Warren, who promotes both, told IFL that their new October date may need to be scrapped, as the fight will need a live audience in order to make financial sense. With Covid-19 cases in the UK rising dramatically and fresh lockdown measures being discussed, it could be a long time before audiences are back at boxing.
If that’s the case, hopefully Warren and the powers that be figure out a way of getting the fight to happen, because it’s an outstanding one on paper.
In a frank interview with FightHype, former welterweight champion Keith Thurman discussed the struggles he faced after losing to Manny Pacquiao last year.
“I was 192 pounds. That was last summer when I was commentating on the [Errol] Spence vs. [Shawn] Porter fight,” he said.
“I was depressed. I didn’t enjoy taking my first career ‘L’ even though I lost to a champion. We are trying to be ready this upcoming year, and after taking that ‘L’, I have got the motivation.”

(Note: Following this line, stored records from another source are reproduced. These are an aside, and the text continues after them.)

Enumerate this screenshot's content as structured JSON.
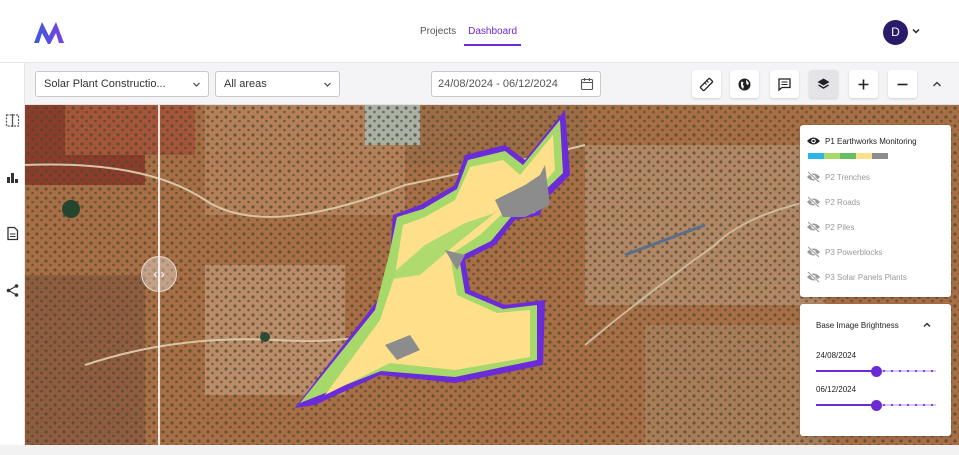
{
  "header": {
    "nav": [
      {
        "label": "Projects",
        "active": false
      },
      {
        "label": "Dashboard",
        "active": true
      }
    ],
    "avatar_initial": "D",
    "accent_color": "#6a2bd6"
  },
  "rail": {
    "icons": [
      "split-view-icon",
      "bar-chart-icon",
      "document-icon",
      "share-icon"
    ]
  },
  "toolbar": {
    "project_select": "Solar Plant Constructio...",
    "area_select": "All areas",
    "date_range": "24/08/2024 - 06/12/2024",
    "buttons": [
      "ruler-icon",
      "globe-icon",
      "comment-icon",
      "layers-icon",
      "zoom-in-icon",
      "zoom-out-icon"
    ]
  },
  "layers": {
    "items": [
      {
        "label": "P1 Earthworks Monitoring",
        "visible": true
      },
      {
        "label": "P2 Trenches",
        "visible": false
      },
      {
        "label": "P2 Roads",
        "visible": false
      },
      {
        "label": "P2 Piles",
        "visible": false
      },
      {
        "label": "P3 Powerblocks",
        "visible": false
      },
      {
        "label": "P3 Solar Panels Plants",
        "visible": false
      }
    ],
    "legend_colors": [
      "#2bb7e6",
      "#a6d96a",
      "#66bd63",
      "#fee08b",
      "#8c8c8c"
    ]
  },
  "brightness": {
    "title": "Base Image Brightness",
    "sliders": [
      {
        "label": "24/08/2024",
        "value": 0.5
      },
      {
        "label": "06/12/2024",
        "value": 0.5
      }
    ]
  }
}
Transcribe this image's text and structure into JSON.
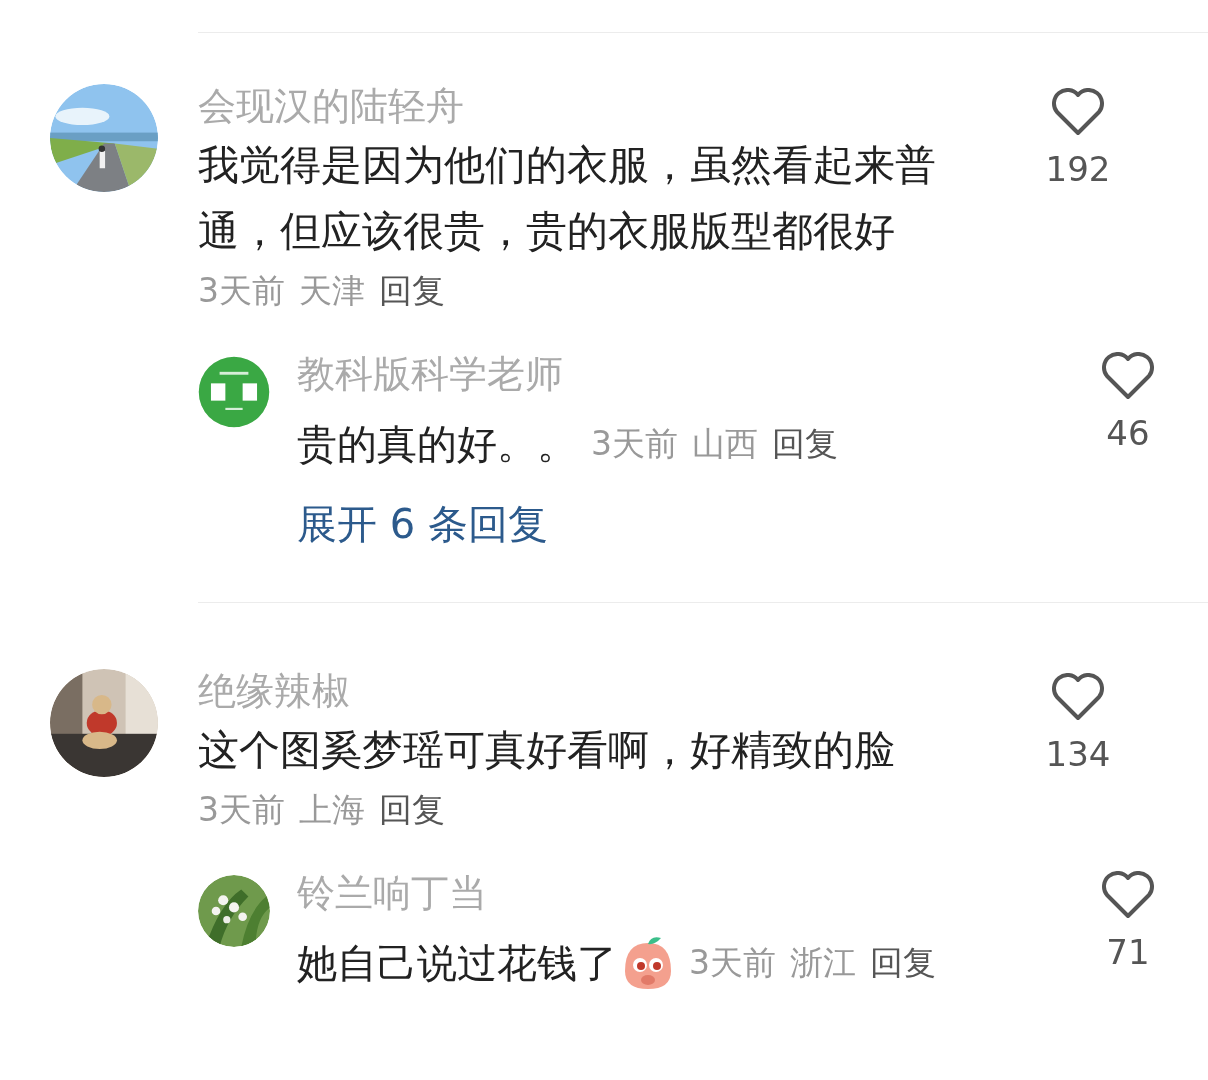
{
  "comments": [
    {
      "user": "会现汉的陆轻舟",
      "text": "我觉得是因为他们的衣服，虽然看起来普通，但应该很贵，贵的衣服版型都很好",
      "time": "3天前",
      "location": "天津",
      "reply_label": "回复",
      "likes": "192",
      "replies": [
        {
          "user": "教科版科学老师",
          "text": "贵的真的好。。",
          "emoji": false,
          "time": "3天前",
          "location": "山西",
          "reply_label": "回复",
          "likes": "46"
        }
      ],
      "expand_label": "展开 6 条回复"
    },
    {
      "user": "绝缘辣椒",
      "text": "这个图奚梦瑶可真好看啊，好精致的脸",
      "time": "3天前",
      "location": "上海",
      "reply_label": "回复",
      "likes": "134",
      "replies": [
        {
          "user": "铃兰响丁当",
          "text": "她自己说过花钱了",
          "emoji": true,
          "time": "3天前",
          "location": "浙江",
          "reply_label": "回复",
          "likes": "71"
        }
      ]
    }
  ]
}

He also suffered a hand injury, which he is currently recovering from, and while it’s refreshing to hear a fighter being open about the psychological damage of a loss, his fluctuating weight could be a cause of concern going forward.
Podcasts
There were a couple of in-depth interviews I found particularly entertaining this week. The first featured on Tris Dixon’s Boxing Life Stories and was with former world title challenger Nicky Piper who, although he has some regrets about his career, is genuinely content in retirement and has some great stories.
The second interview is with an active boxer, welterweight prospect Conor Benn, who appeared on Macklin’s Take with Matthew Macklin and Andy Clarke. Benn, much like his father, has an infectious energy that shines through, even in this audio-only format.